Wilde thought about that. “I could just leave well enough alone.”
“Nah.”
He said nothing.
“Wilde?”
“What?”
“You’re being a candy-ass,” Hester said.
“Candy-ass?”
“My grandson taught me that phrase. It means coward.”
“Yeah, I got that.”
“Go talk to him already. Ask him why he left a little boy alone in the woods. Oh, then call me immediately because I’m super curious.”
Hester hung up.
Daniel Carter’s hair was white, his skin sun-kissed, his forearms ropey probably from a lifetime of manual labor. His family, Wilde had observed, seemed pretty tight. Right now, his wife, Sofia, was smiling and waving goodbye as he got into his pickup truck.
The past Sunday, Daniel and Sofia had a family barbecue in their backyard. Their daughters Cheri and Alena and their families had been there. Daniel worked the grill wearing a chef’s hat and an apron reading “Trophy Husband.” Sofia served sangria and potato salad. When the sun dropped low, Daniel lit the firepit, and the entire family actually roasted marshmallows and played board games, like something out of a Rockwell painting. Wilde expected to feel a pang as he watched them, pondering on all he had missed, but in truth he felt very little.
It wasn’t a better life than his. It was just different.
A big part of him wanted to drive to the airport and fly home. He had spent the last six months living something of a normal, domestic existence in Costa Rica with a mother and her daughter, but now it was time to return to his remote Ecocapsule deep in the heart of the Ramapo Mountains. That was where he belonged, where he felt most at home.
Alone. In the woods.
Hester Crimstein and the world at large may be “super curious” about the origin of “The Boy from the Woods,” but the boy himself was not. He had never been. In his view, his parents were either dead or had abandoned him. What difference did it make who they were or what their reason was? It wouldn’t change anything, at least not for the better.

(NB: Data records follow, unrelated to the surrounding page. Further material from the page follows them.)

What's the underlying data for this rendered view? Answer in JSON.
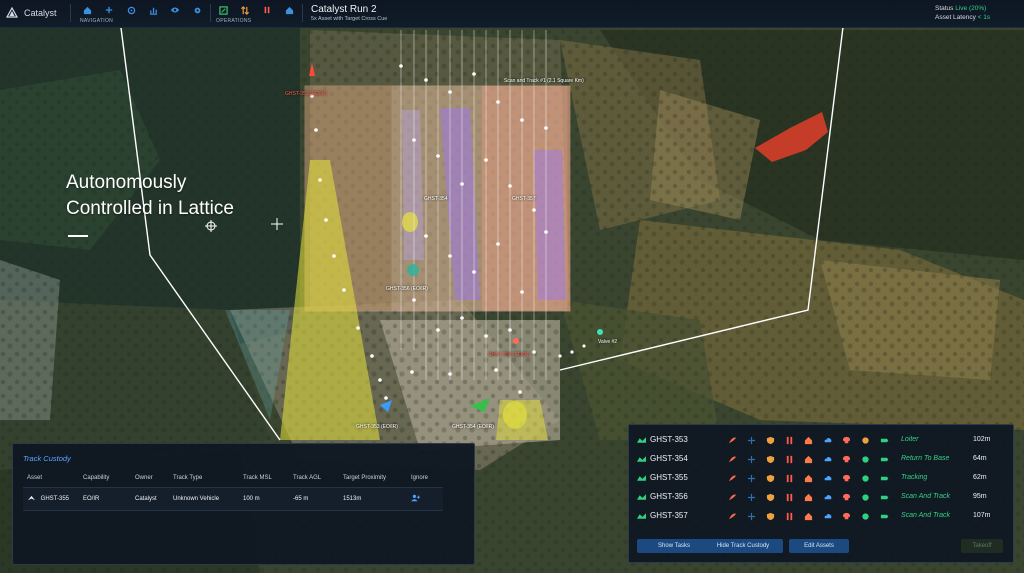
{
  "app": {
    "name": "Catalyst"
  },
  "nav": {
    "navigation_label": "NAVIGATION",
    "operations_label": "OPERATIONS",
    "icons": [
      "home-icon",
      "plus-icon",
      "target-icon",
      "chart-icon",
      "eye-icon",
      "gear-icon"
    ],
    "ops_icons": [
      "map-icon",
      "sort-icon",
      "pause-icon",
      "home-icon"
    ]
  },
  "run": {
    "title": "Catalyst Run 2",
    "subtitle": "5x Asset with Target Cross Cue"
  },
  "status": {
    "label": "Status",
    "value": "Live (20%)",
    "latency_label": "Asset Latency",
    "latency_value": "< 1s"
  },
  "headline": {
    "line1": "Autonomously",
    "line2": "Controlled in Lattice"
  },
  "map_labels": {
    "scan_track": "Scan and Track #1 (2.1 Square Km)",
    "ghst354": "GHST-354",
    "ghst357": "GHST-357",
    "alert1": "GHST-353 (EO/IR)",
    "alert2": "GHST-355 (EO/IR)",
    "ghst356": "GHST-356 (EO/IR)",
    "tracked": "GHST-355 (EO/IR)",
    "valve": "Valve #2",
    "ghst353": "GHST-353 (EO/IR)",
    "ghst354b": "GHST-354 (EO/IR)"
  },
  "custody": {
    "title": "Track Custody",
    "columns": [
      "Asset",
      "Capability",
      "Owner",
      "Track Type",
      "Track MSL",
      "Track AGL",
      "Target Proximity",
      "Ignore"
    ],
    "row": {
      "asset": "GHST-355",
      "capability": "EO/IR",
      "owner": "Catalyst",
      "track_type": "Unknown Vehicle",
      "msl": "100 m",
      "agl": "-65 m",
      "proximity": "1513m"
    }
  },
  "assets": [
    {
      "name": "GHST-353",
      "state": "Loiter",
      "dist": "102m",
      "status_color": "#f0a03c"
    },
    {
      "name": "GHST-354",
      "state": "Return To Base",
      "dist": "64m",
      "status_color": "#2fd17f"
    },
    {
      "name": "GHST-355",
      "state": "Tracking",
      "dist": "62m",
      "status_color": "#2fd17f"
    },
    {
      "name": "GHST-356",
      "state": "Scan And Track",
      "dist": "95m",
      "status_color": "#2fd17f"
    },
    {
      "name": "GHST-357",
      "state": "Scan And Track",
      "dist": "107m",
      "status_color": "#2fd17f"
    }
  ],
  "asset_buttons": {
    "show_tasks": "Show Tasks",
    "hide_custody": "Hide Track Custody",
    "edit_assets": "Edit Assets",
    "takeoff": "Takeoff"
  },
  "colors": {
    "accent": "#3d8fe0",
    "live": "#36d18a",
    "alert": "#ff5a4a",
    "button": "#1c4a80"
  }
}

Wilde was good, thank you very much. There was no reason to add unnecessary upheaval to his life.
Daniel Carter turned the ignition key of the pickup truck. He headed down Sundew Avenue and made a left on Sandhill Sage Street. Wilde followed. A few months back, Wilde had succumbed to the temptation and reluctantly put his DNA into one of those online genealogy databases that were all the rage. It didn’t mean anything, he told himself. If a match came in, he could still ignore it if he chose to. It was a noncommittal first step, nothing more.
When the results came in, there was nothing earth-shattering. His closest match was someone with the initials PB, whom the site described as a second cousin. Big deal. PB reached out. Wilde was about to respond, but life ended up throwing him a massive curveball. Surprising even himself, Wilde ended up leaving the woods he had always called home for an unconventional attempt at family life in Costa Rica.